I think we came close to copping the Willie Nelson spirit and sound. Joe and I played the guitar duet, trying to faithfully re-create the one you hear in Willie’s old movie, “Honeysuckle Rose.”

Judge for yourselves by singing along with the lyrics. Better yet, listen to our production at www.spokesmanreview.com.

Oh. And no, I’m not expecting you-know-who for Thanksgiving.

On the Lam Again

On the lam again,

Eddie Ray is on the lam again.

Busted outta jail and headed for Spokane.

Eddie Ray is on the lam again.

On the lam again.

Eddie Ray is on the lam again.

Hopped a fence to spend Thanksgiving with his friends.

Eddie Ray is on the lam again.

Just like Jesse James,

Butch and Sundance, ol’ Eddie loves a crime spree.

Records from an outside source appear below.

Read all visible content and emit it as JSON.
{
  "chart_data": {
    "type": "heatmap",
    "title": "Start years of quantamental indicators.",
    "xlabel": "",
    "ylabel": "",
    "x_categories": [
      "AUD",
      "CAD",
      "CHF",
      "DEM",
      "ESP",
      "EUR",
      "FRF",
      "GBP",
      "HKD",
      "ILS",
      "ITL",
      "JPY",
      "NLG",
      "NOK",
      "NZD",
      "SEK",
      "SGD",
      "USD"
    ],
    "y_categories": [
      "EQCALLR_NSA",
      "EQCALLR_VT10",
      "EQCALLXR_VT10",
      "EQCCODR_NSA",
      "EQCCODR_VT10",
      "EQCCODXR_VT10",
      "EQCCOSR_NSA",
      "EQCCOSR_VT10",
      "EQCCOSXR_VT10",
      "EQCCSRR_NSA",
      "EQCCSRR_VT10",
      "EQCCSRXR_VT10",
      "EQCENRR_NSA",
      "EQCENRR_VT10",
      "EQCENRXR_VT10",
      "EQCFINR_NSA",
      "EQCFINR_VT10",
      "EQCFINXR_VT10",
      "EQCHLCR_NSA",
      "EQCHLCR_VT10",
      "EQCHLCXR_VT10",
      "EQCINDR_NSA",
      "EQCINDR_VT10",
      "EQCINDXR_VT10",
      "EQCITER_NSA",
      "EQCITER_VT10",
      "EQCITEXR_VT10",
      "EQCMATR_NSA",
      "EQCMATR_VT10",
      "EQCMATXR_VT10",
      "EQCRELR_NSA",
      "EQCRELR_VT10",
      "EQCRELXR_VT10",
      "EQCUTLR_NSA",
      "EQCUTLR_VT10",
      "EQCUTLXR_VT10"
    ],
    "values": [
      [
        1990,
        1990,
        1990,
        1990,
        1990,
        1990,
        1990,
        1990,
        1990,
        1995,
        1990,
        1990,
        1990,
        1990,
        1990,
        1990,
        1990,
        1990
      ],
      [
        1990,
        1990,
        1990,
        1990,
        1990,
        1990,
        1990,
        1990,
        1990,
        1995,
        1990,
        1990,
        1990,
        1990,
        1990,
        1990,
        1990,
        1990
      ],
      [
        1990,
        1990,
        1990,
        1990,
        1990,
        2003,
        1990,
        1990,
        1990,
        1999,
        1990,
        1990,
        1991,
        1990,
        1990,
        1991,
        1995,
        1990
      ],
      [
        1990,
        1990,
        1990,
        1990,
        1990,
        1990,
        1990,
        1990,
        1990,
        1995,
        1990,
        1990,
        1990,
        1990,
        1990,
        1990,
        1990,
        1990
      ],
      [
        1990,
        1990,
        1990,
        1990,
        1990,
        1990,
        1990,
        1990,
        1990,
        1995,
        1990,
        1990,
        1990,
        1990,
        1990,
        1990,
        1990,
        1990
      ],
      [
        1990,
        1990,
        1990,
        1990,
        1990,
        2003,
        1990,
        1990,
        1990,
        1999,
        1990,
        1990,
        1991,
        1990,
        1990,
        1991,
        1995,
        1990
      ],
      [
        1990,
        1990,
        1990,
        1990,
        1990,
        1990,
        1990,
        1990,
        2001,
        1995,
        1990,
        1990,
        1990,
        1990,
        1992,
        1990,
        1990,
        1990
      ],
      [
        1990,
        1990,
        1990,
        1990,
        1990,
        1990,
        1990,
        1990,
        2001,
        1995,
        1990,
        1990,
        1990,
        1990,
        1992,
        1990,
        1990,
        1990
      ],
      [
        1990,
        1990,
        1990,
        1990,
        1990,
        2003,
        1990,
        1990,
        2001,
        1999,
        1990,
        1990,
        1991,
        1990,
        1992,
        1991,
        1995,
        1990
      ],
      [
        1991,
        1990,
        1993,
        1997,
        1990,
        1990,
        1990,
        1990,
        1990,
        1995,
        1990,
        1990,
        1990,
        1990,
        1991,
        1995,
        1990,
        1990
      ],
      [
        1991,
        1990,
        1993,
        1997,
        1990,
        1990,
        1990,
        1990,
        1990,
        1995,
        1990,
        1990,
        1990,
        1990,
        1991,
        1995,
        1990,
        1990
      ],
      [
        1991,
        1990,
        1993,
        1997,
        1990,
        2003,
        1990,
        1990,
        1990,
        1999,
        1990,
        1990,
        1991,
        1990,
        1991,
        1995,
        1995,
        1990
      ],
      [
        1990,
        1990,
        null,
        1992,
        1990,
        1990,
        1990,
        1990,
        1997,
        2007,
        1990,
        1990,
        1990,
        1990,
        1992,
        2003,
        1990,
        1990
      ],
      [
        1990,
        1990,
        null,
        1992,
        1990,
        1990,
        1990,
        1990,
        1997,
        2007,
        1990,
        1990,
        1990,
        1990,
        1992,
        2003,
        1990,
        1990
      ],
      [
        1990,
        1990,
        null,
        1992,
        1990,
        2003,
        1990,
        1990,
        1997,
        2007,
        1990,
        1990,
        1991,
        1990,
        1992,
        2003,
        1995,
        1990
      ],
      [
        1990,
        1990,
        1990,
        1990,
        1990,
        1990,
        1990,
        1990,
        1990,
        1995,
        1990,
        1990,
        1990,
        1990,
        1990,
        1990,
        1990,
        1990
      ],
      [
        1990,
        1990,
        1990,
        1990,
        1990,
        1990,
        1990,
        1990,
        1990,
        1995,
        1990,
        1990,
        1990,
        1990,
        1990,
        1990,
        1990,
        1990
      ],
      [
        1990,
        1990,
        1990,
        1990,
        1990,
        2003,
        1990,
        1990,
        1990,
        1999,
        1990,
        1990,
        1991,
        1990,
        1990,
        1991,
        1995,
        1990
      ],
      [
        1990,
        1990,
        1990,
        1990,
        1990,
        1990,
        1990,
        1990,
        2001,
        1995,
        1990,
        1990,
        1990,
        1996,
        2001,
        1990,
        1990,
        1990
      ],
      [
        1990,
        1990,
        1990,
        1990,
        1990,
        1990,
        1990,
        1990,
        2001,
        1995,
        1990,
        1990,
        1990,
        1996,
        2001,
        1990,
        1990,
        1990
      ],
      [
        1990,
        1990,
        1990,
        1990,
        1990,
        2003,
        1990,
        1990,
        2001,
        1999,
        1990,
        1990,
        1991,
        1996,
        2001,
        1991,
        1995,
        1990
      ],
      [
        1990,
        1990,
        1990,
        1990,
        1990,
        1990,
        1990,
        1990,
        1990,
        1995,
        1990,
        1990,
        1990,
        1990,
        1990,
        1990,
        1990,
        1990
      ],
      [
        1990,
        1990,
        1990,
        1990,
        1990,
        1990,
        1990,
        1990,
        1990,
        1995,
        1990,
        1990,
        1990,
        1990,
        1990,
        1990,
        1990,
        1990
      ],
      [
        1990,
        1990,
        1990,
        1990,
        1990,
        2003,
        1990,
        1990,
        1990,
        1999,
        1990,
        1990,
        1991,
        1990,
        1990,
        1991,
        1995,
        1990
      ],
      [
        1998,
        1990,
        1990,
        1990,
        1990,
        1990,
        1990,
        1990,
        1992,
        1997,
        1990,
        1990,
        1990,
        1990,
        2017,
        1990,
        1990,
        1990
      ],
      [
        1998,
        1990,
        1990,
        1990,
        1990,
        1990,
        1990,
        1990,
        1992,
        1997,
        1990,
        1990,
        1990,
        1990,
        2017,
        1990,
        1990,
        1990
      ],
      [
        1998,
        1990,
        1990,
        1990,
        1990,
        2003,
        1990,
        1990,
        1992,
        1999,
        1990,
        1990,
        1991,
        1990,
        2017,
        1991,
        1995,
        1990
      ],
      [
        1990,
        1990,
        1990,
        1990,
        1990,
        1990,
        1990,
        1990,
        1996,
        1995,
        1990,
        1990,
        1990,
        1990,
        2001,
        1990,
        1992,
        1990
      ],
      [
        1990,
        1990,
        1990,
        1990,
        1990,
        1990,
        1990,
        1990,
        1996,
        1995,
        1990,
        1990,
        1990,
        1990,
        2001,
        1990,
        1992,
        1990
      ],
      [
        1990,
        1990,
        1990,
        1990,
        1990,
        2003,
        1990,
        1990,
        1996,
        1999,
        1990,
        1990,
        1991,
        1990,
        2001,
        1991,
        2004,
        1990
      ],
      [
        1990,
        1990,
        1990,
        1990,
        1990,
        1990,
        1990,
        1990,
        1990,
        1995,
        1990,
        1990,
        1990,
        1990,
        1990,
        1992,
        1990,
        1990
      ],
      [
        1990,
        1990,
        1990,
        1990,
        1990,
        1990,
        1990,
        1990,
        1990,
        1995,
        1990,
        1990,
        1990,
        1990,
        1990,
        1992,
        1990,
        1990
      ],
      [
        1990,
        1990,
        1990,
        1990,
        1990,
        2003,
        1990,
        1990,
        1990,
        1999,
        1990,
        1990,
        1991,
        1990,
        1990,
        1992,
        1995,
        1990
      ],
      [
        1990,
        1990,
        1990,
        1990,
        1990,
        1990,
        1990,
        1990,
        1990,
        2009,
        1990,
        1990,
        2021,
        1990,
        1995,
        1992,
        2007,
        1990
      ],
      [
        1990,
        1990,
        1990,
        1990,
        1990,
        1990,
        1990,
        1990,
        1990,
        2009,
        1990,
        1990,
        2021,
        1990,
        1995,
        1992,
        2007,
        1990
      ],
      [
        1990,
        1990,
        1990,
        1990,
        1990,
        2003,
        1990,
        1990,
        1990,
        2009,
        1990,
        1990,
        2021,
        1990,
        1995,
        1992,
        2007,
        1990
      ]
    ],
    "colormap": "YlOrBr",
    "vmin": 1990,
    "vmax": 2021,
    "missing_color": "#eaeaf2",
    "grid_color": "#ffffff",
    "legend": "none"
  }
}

That’s how he made his name.

You’d think with all he’s done ol’ Eddie would be history.

But it’s a mystery.

On the lam again.

Eddie Ray is on the lam again.

He stuck a knife up to the neck of his good friend.

Says, “I ain’t goin’ back to jail again.”

On the lam again,

Hiding out and laying low – that’s Eddie Ray’s plan.

It’s a crazy game.

Daring every cop to take him in if they can.

Well, he’s a wanted man.

On the lam again,

Eddie Ray is on the lam again.

His entire life has been just one long scam.

Eddie Ray is on the lam again.

He’ll be scorin’ dope – he’s on the lam again.

Better lock your doors, he’s on the lam again.